Re: Extraneous Characters in Netscape Display

Paul Grosso (
Thu, 25 May 1995 06:47:49 +0500

> From: "Alexander, Larry" <>
> I have been creating Web pages using the netscape rules file in HoTMetaL
> Pro. Problems appear when I have pages with special entities. Each file
> begins with:
> <!DOCTYPE HTML PUBLIC "-//Netscape Corp.//DTD HTML plus Tables//EN"
> "html-net.dtd"
> [
> <!ENTITY pound CDATA "">
> ]>
> When using NCSA Mosaic v2B4 everything looks fine. However, with Spry Air
> or Netscape, I see:
> ]>
> at the head of each page.
> Is HoTMetaL doing something illegal with the !ENTITY declaration?

The document type declaration--including the optional 'internal subset'
(the part from [ to ] inclusive)--is valid SGML.

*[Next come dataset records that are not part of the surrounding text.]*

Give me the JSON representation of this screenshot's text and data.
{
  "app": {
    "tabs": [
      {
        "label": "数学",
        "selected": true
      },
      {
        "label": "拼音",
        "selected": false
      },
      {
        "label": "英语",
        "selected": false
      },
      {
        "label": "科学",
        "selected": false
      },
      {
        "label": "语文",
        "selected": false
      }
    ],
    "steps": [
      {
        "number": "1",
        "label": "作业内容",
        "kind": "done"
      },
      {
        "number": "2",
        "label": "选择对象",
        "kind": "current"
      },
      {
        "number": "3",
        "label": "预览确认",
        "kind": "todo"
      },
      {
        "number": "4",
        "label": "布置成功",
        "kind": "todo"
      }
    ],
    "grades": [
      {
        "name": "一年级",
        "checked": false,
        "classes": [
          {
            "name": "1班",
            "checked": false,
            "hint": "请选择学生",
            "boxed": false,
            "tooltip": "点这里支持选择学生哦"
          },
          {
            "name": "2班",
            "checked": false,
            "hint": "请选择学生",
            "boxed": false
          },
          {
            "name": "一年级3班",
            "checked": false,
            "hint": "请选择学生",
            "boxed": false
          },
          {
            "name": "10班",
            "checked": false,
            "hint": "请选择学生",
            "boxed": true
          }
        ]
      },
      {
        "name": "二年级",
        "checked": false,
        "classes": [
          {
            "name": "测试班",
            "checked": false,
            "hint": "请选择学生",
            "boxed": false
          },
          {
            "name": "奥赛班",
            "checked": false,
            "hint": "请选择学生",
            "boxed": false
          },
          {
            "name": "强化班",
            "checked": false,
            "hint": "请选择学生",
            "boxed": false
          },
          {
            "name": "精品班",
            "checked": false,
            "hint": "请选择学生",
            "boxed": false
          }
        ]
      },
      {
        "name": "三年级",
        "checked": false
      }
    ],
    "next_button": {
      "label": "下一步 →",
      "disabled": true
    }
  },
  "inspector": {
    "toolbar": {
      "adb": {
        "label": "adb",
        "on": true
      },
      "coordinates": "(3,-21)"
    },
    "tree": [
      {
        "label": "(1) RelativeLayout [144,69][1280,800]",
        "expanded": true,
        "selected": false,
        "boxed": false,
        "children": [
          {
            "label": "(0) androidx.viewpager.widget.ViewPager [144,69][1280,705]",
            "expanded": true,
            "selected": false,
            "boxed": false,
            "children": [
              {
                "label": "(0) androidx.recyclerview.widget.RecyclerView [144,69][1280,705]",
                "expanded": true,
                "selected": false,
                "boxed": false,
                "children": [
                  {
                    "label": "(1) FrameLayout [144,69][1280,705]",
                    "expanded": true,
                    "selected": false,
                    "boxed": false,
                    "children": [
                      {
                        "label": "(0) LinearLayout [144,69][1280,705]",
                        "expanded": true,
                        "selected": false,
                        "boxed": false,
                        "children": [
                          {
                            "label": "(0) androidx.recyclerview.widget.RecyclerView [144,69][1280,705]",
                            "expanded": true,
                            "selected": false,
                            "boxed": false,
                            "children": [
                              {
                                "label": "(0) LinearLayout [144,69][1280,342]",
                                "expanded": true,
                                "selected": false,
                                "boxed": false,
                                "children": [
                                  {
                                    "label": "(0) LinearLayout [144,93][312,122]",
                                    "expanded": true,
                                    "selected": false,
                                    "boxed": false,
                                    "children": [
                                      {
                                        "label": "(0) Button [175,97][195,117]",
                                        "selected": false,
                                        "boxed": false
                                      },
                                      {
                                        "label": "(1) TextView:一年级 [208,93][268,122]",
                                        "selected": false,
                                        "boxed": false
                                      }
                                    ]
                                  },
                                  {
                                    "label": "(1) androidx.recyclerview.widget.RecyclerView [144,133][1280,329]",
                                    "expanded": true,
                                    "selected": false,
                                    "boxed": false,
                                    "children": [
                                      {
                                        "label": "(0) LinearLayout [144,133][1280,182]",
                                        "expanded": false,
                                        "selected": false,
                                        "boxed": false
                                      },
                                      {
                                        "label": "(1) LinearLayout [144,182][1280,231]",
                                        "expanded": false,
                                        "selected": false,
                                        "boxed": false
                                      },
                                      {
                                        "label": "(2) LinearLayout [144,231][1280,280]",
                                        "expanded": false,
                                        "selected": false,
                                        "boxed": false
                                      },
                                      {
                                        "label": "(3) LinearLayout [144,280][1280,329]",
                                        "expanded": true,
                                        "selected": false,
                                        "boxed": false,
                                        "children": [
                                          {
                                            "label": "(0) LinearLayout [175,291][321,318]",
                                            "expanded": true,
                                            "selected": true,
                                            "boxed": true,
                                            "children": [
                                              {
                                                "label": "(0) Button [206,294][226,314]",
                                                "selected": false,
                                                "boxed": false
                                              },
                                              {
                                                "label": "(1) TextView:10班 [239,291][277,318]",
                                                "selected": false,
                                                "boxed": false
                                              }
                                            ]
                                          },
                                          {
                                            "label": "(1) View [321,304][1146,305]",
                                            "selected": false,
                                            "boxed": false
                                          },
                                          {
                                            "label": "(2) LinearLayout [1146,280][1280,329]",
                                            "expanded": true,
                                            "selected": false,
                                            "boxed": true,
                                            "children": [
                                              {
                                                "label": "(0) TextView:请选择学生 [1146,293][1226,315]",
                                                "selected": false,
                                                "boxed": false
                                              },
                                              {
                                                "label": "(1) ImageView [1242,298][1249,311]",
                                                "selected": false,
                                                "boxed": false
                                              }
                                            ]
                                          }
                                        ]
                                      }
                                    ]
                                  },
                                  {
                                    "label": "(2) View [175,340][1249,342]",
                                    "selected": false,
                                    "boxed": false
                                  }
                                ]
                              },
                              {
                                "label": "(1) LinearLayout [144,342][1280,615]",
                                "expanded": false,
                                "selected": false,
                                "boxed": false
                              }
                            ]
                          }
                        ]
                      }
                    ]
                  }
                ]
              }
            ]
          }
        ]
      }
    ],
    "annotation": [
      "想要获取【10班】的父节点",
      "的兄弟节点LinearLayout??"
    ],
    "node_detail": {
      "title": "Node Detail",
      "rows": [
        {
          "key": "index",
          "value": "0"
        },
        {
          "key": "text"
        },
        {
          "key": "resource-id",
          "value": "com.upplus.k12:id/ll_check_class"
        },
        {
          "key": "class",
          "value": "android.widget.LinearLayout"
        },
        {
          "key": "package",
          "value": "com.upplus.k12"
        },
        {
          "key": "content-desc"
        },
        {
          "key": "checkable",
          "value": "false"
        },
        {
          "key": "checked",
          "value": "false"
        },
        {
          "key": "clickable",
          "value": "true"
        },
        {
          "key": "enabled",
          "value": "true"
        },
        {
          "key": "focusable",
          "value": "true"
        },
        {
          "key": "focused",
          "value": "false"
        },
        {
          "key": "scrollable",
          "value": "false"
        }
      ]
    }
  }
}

However, it is probably the case that many browsers do not handle the
optional internal subset. It looks like some broswers blindly look
for the first > to end the doctype declaration.

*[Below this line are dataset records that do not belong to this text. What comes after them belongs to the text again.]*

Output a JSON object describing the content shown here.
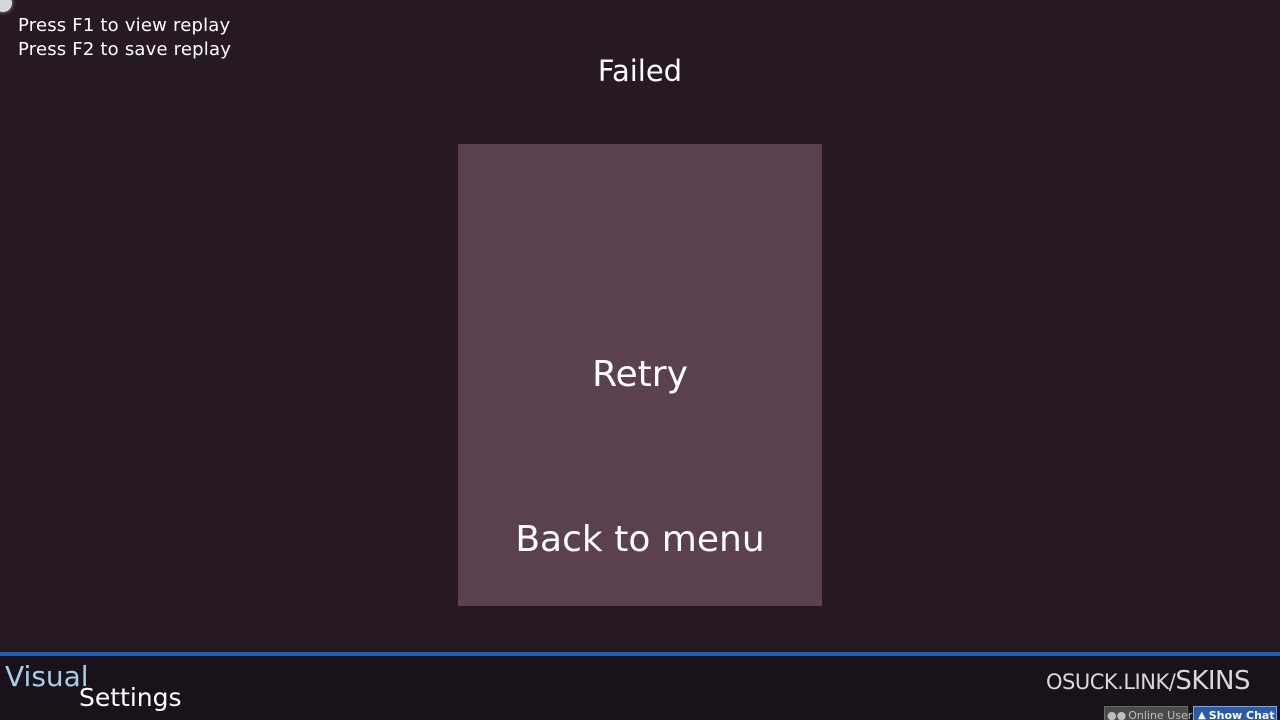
{
  "replay": {
    "hint_view": "Press F1 to view replay",
    "hint_save": "Press F2 to save replay"
  },
  "status": {
    "title": "Failed"
  },
  "menu": {
    "retry_label": "Retry",
    "back_label": "Back to menu"
  },
  "bottom_bar": {
    "visual_label": "Visual",
    "settings_label": "Settings",
    "watermark_main": "OSUCK.LINK/",
    "watermark_end": "SKINS",
    "online_users_label": "Online Users",
    "show_chat_label": "Show Chat"
  },
  "icons": {
    "users": "users-icon",
    "chevron": "chevron-up-icon"
  },
  "colors": {
    "background": "#261923",
    "panel": "#5b404f",
    "accent_bar": "#1e62b8",
    "visual_text": "#a9cde8"
  }
}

Not handling the internal subset is probably understandable for non-SGML
browsers. However, it would be better [serious understatement!] if
browsers that don't handle the internal subset would at least skip over
it properly.

I also note, however, that the Public Identifier you show is not one
of the valid choices given in the HTML 2.0 spec. From the 95 March 31
spec by Dan:

4. Document Structure Elements

To identify information as an HTML document conforming to this
specification, each document should start with the prologue:


Note: If the body of a text/html body part does not begin
with a document type declaration, an HTML user agent should
infer the above document type declaration.

[There are other valid Public Identifiers listed later in the spec, but
none like the one you show above.] So, while valid SGML, the document
you show is not valid HTML. As such, though you can expect your document
to work with SGML browsers (given that you make your DTD and whatever
style information that's needed available), you cannot necessarily expect
your document to work with non-SGML, HTML-compliant browsers. Unless I
misunderstand the HTML 2.0 spec, an HTML browser has every right to see
your doctype statement and say, "oops, this isn't HTML, so I won't attempt
to display this."

While it might be reasonable behavior for a very forgiving browser to
say "I don't recognize the Public Id in this doctype declaration, so
I'll skip over it and pretend it wasn't there and instead infer the
<!DOCTYPE HTML PUBLIC "-//IETF//DTD HTML 2.0//EN"> declaration and
continue in that manner with this document," I don't think it's safe
to assume that will always happen.


Paul Grosso
VP Research, ArborText, Inc.
Chief Technical Officer, SGML Open